22.9.08

El padrecito, el topo, su mujer... y otras cosas de meter

Según el propio José Luis Cuerda, Los Girasoles Ciegos es el film del que se siente más orgulloso hasta el momento. Disintiendo con su opinión, encuentro mucho más cercano, emotivo y compacto La Lengua de las Mariposas, un título que posee varios puntos de contacto con la actual adaptación cinematográfica de la novela del desaparecido Alberto Méndez, empezando por la colaboración en el guión del llorado Rafael Azcona (a quien ha dedicado la película). pero que, al contrario que la protagonizada por Fernando Fernán Gómez, peca de un final en exceso conformista y muy poco creíble en referencia al destino de uno de sus personajes principales.

Mientras La Lengua de las Mariposas estaba ambientada justo antes de estallar la Guerra Civil, Los Girasoles Ciegos se sitúa en Orense en 1940, un año después de finalizar la contienda. Los de la posguerra fueron unos tiempos de oscurismo y terror. Militares y sotanas eran el claro símbolo de una España ciega de tanto tostarse cara al sol. Un país dividido, en el que los perdedores debían someterse a los caprichos de la política y los dictados de la religión. Un país en el que algún que otro republicano, atemorizado ante la posibilidad de caer en manos de los nacionales, decidió esconderse de por vida ya desde los incios del conflicto bélico, tal y como hizo Ricardo, un personaje clave en el film.

El citado Ricardo, su esposa Elena y Salvador -un diácono recién llegado del frente al que aún le faltan 12 meses para ser ordenado sacerdote-, forman un atípico triángulo al que hay que añadir la presencia del pequeño Lorenzo, el hijo menor fruto del matrimonio y, al mismo tiempo, alumno del eclesiástico. El topo, su mujer, su niño y el calentorro del padre Salvador; un religioso convencido de que Elena es una (tentadora) madre viuda a la que podría ofrecer consuelo.

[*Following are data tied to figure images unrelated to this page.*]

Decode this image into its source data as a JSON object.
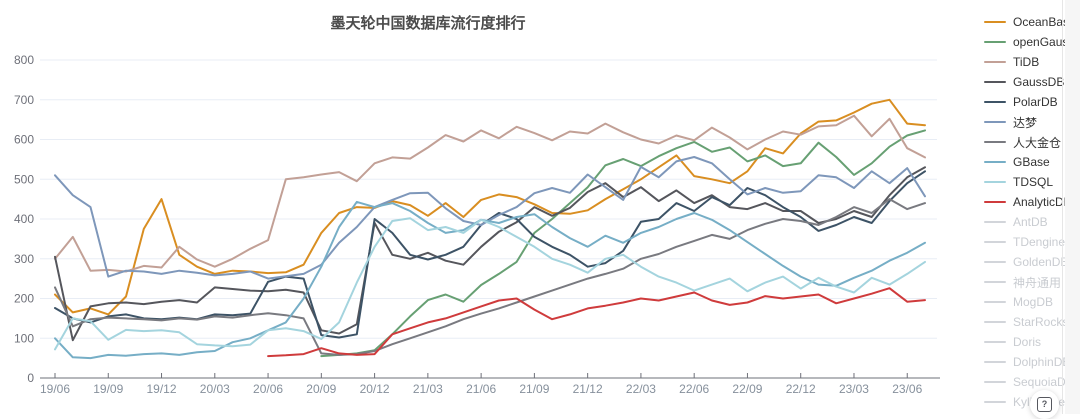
{
  "title": "墨天轮中国数据库流行度排行",
  "help_button": {
    "icon": "question-mark-box"
  },
  "legend": {
    "items": [
      {
        "label": "OceanBase",
        "color": "#d98e21",
        "active": true
      },
      {
        "label": "openGauss",
        "color": "#67a073",
        "active": true
      },
      {
        "label": "TiDB",
        "color": "#c2a096",
        "active": true
      },
      {
        "label": "GaussDB",
        "color": "#55565c",
        "active": true
      },
      {
        "label": "PolarDB",
        "color": "#3d5366",
        "active": true
      },
      {
        "label": "达梦",
        "color": "#7e97ba",
        "active": true
      },
      {
        "label": "人大金仓",
        "color": "#797a80",
        "active": true
      },
      {
        "label": "GBase",
        "color": "#76aec6",
        "active": true
      },
      {
        "label": "TDSQL",
        "color": "#a4d4de",
        "active": true
      },
      {
        "label": "AnalyticDB",
        "color": "#cf3b3c",
        "active": true
      },
      {
        "label": "AntDB",
        "color": "#d2d5da",
        "active": false
      },
      {
        "label": "TDengine",
        "color": "#d2d5da",
        "active": false
      },
      {
        "label": "GoldenDB",
        "color": "#d2d5da",
        "active": false
      },
      {
        "label": "神舟通用",
        "color": "#d2d5da",
        "active": false
      },
      {
        "label": "MogDB",
        "color": "#d2d5da",
        "active": false
      },
      {
        "label": "StarRocks",
        "color": "#d2d5da",
        "active": false
      },
      {
        "label": "Doris",
        "color": "#d2d5da",
        "active": false
      },
      {
        "label": "DolphinDB",
        "color": "#d2d5da",
        "active": false
      },
      {
        "label": "SequoiaDB",
        "color": "#d2d5da",
        "active": false
      },
      {
        "label": "Kyligence",
        "color": "#d2d5da",
        "active": false
      }
    ]
  },
  "chart_data": {
    "type": "line",
    "title": "墨天轮中国数据库流行度排行",
    "xlabel": "",
    "ylabel": "",
    "ylim": [
      0,
      800
    ],
    "y_ticks": [
      0,
      100,
      200,
      300,
      400,
      500,
      600,
      700,
      800
    ],
    "grid": "horizontal",
    "legend_position": "right",
    "x_tick_every": 3,
    "x": [
      "19/06",
      "19/07",
      "19/08",
      "19/09",
      "19/10",
      "19/11",
      "19/12",
      "20/01",
      "20/02",
      "20/03",
      "20/04",
      "20/05",
      "20/06",
      "20/07",
      "20/08",
      "20/09",
      "20/10",
      "20/11",
      "20/12",
      "21/01",
      "21/02",
      "21/03",
      "21/04",
      "21/05",
      "21/06",
      "21/07",
      "21/08",
      "21/09",
      "21/10",
      "21/11",
      "21/12",
      "22/01",
      "22/02",
      "22/03",
      "22/04",
      "22/05",
      "22/06",
      "22/07",
      "22/08",
      "22/09",
      "22/10",
      "22/11",
      "22/12",
      "23/01",
      "23/02",
      "23/03",
      "23/04",
      "23/05",
      "23/06",
      "23/07"
    ],
    "series": [
      {
        "name": "OceanBase",
        "color": "#d98e21",
        "values": [
          210,
          165,
          175,
          160,
          205,
          375,
          450,
          310,
          280,
          262,
          270,
          268,
          264,
          266,
          285,
          365,
          415,
          430,
          428,
          445,
          435,
          408,
          440,
          405,
          448,
          462,
          455,
          437,
          415,
          413,
          422,
          450,
          475,
          500,
          530,
          560,
          508,
          500,
          490,
          520,
          578,
          565,
          615,
          645,
          648,
          668,
          690,
          700,
          640,
          636
        ]
      },
      {
        "name": "openGauss",
        "color": "#67a073",
        "values": [
          null,
          null,
          null,
          null,
          null,
          null,
          null,
          null,
          null,
          null,
          null,
          null,
          null,
          null,
          null,
          55,
          58,
          62,
          70,
          110,
          155,
          196,
          210,
          192,
          234,
          262,
          292,
          365,
          400,
          440,
          480,
          535,
          551,
          533,
          558,
          578,
          594,
          569,
          580,
          545,
          560,
          533,
          540,
          592,
          556,
          511,
          540,
          582,
          610,
          623
        ]
      },
      {
        "name": "TiDB",
        "color": "#c2a096",
        "values": [
          300,
          355,
          270,
          272,
          268,
          282,
          278,
          330,
          298,
          280,
          300,
          325,
          347,
          500,
          505,
          512,
          518,
          495,
          540,
          555,
          552,
          580,
          611,
          595,
          623,
          603,
          632,
          616,
          598,
          620,
          615,
          640,
          618,
          600,
          590,
          610,
          598,
          630,
          605,
          575,
          600,
          620,
          612,
          633,
          636,
          660,
          608,
          652,
          578,
          555
        ]
      },
      {
        "name": "GaussDB",
        "color": "#55565c",
        "values": [
          305,
          95,
          180,
          188,
          190,
          186,
          192,
          196,
          190,
          228,
          224,
          220,
          218,
          222,
          215,
          120,
          112,
          135,
          390,
          310,
          300,
          315,
          295,
          285,
          330,
          368,
          392,
          430,
          408,
          428,
          468,
          490,
          455,
          480,
          445,
          472,
          440,
          460,
          430,
          425,
          440,
          420,
          420,
          390,
          400,
          420,
          405,
          460,
          505,
          530
        ]
      },
      {
        "name": "PolarDB",
        "color": "#3d5366",
        "values": [
          176,
          150,
          140,
          155,
          160,
          150,
          148,
          152,
          148,
          160,
          158,
          162,
          242,
          255,
          250,
          108,
          102,
          110,
          400,
          365,
          310,
          298,
          310,
          330,
          385,
          415,
          400,
          355,
          330,
          310,
          280,
          289,
          320,
          393,
          400,
          440,
          420,
          455,
          435,
          478,
          460,
          430,
          405,
          370,
          385,
          405,
          390,
          445,
          490,
          520
        ]
      },
      {
        "name": "达梦",
        "color": "#7e97ba",
        "values": [
          510,
          460,
          430,
          255,
          270,
          268,
          262,
          270,
          265,
          258,
          262,
          268,
          250,
          256,
          262,
          285,
          340,
          380,
          430,
          448,
          465,
          466,
          427,
          395,
          385,
          410,
          430,
          465,
          478,
          466,
          512,
          480,
          448,
          531,
          505,
          545,
          556,
          540,
          500,
          462,
          478,
          466,
          470,
          510,
          505,
          478,
          520,
          490,
          528,
          457
        ]
      },
      {
        "name": "人大金仓",
        "color": "#797a80",
        "values": [
          228,
          130,
          148,
          152,
          150,
          148,
          145,
          150,
          147,
          155,
          152,
          158,
          163,
          158,
          150,
          62,
          58,
          60,
          68,
          85,
          100,
          115,
          130,
          148,
          162,
          175,
          190,
          205,
          220,
          235,
          250,
          262,
          275,
          300,
          312,
          330,
          345,
          360,
          350,
          372,
          388,
          400,
          395,
          385,
          405,
          430,
          415,
          450,
          425,
          440
        ]
      },
      {
        "name": "GBase",
        "color": "#76aec6",
        "values": [
          100,
          52,
          50,
          58,
          56,
          60,
          62,
          58,
          65,
          68,
          90,
          100,
          120,
          140,
          200,
          280,
          380,
          443,
          430,
          440,
          420,
          390,
          365,
          372,
          398,
          390,
          405,
          412,
          380,
          352,
          330,
          358,
          340,
          365,
          380,
          400,
          415,
          398,
          372,
          342,
          312,
          282,
          255,
          235,
          232,
          252,
          270,
          295,
          315,
          340
        ]
      },
      {
        "name": "TDSQL",
        "color": "#a4d4de",
        "values": [
          72,
          150,
          143,
          96,
          121,
          118,
          120,
          115,
          85,
          82,
          80,
          84,
          120,
          125,
          118,
          98,
          140,
          240,
          330,
          395,
          402,
          372,
          380,
          365,
          398,
          380,
          355,
          330,
          300,
          285,
          265,
          300,
          310,
          280,
          255,
          240,
          220,
          235,
          250,
          218,
          240,
          255,
          225,
          252,
          230,
          215,
          252,
          235,
          262,
          292
        ]
      },
      {
        "name": "AnalyticDB",
        "color": "#cf3b3c",
        "values": [
          null,
          null,
          null,
          null,
          null,
          null,
          null,
          null,
          null,
          null,
          null,
          null,
          55,
          57,
          60,
          75,
          62,
          58,
          60,
          110,
          125,
          140,
          150,
          165,
          180,
          195,
          200,
          172,
          148,
          160,
          175,
          182,
          190,
          200,
          195,
          205,
          215,
          195,
          184,
          190,
          206,
          200,
          205,
          210,
          188,
          200,
          212,
          226,
          192,
          196
        ]
      }
    ]
  }
}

En segunda línea, y totalmente desdibujados, avanzan hacia ninguna parte otros personajes (como la embarazada hija mayor de la pareja y su compañero) quienes, debido a su falta de definición sobre el papel, resultan totalmente innecesarios en relación a la trama central y que, en el fondo, tan sólo sirven para alargar unos cuantos minutejos el metraje.

Los Girasoles Ciegos no ofrece nada nuevo a un género que en España fue, y sigue siendo, el pan nuestro de cada día para muchos directores. La guerra y las miserias de la posguerra; una propuesta que empieza a resultar cansina y que, en general, siempre gira sobre los mismos elementos. De hecho, lo más remarcable del trabajo de Cuerda estriba en su perfecta dirección escénica y artística, capaz de transportar al patio de butacas hasta las calles de una Orense provinciana y de total credibilidad, tanto por su aspecto visual como por el insinuado retrato de los usos y costumbres de unos habitantes que vivían en la incerteza total.


Maribel Verdú, en su plena madurez interpretativa, construye a la perfección a una mujer insatisfecha y cansada de vivir aferrada a una mentira, al tiempo que un irregular e inexpresivo Javier Cámara no acaba de encajar en el rol de Ricardo, un tipo que se desenvuelve (siempre en pijama) entre la cobardía y la testarudez ideológica (aunque decantándose ampliamente por lo primero.)

Dejando a un lado la repelente y cargante actuación del pequeño Roger Princep (el mismo niño que protagonizara El Orfanato), interpretativamente hablando, lo mejor de la cinta se localiza en la sorprendente recreación que del padrecito Salvador hace un desconocido Raúl Arévalo. Y digo desconocido porque, por vez primera y alejándose de los quincorros a los que suele encarnar, cambia por completo de registro y logra dotar a su obsesionado diácono de un sinfín de matices que ayudan a comprender mejor la lucha interna de un ser que, temiendo a la condenación eterna por el pecado de la carne, se muestra dispuesto a todo con tal de catar la manzana de esa Eva con el rostro de Maribel Verdú. Curiosamente, con su labor, el personaje más oscuro y resbaladizo del film se convierte en el más atractivo para el espectador, desbancando incluso la fuerza innata que siempre ha caracterizado los trabajos de su partenaire femenina.

Mas (y sin profundizar) sobre esa España funesta que, para bien o para mal, se ha convertido en recurso fácil para muchos cineastas, empezando por el mismo José Luis Cuerda, un hombre que se movía de forma más cómoda y convincente con sus primeras comedias; aquellas en las que, a golpe de surrealismo, esbozó algunos de los mejores retratos costumbristas de nuestra piel de toro más rural.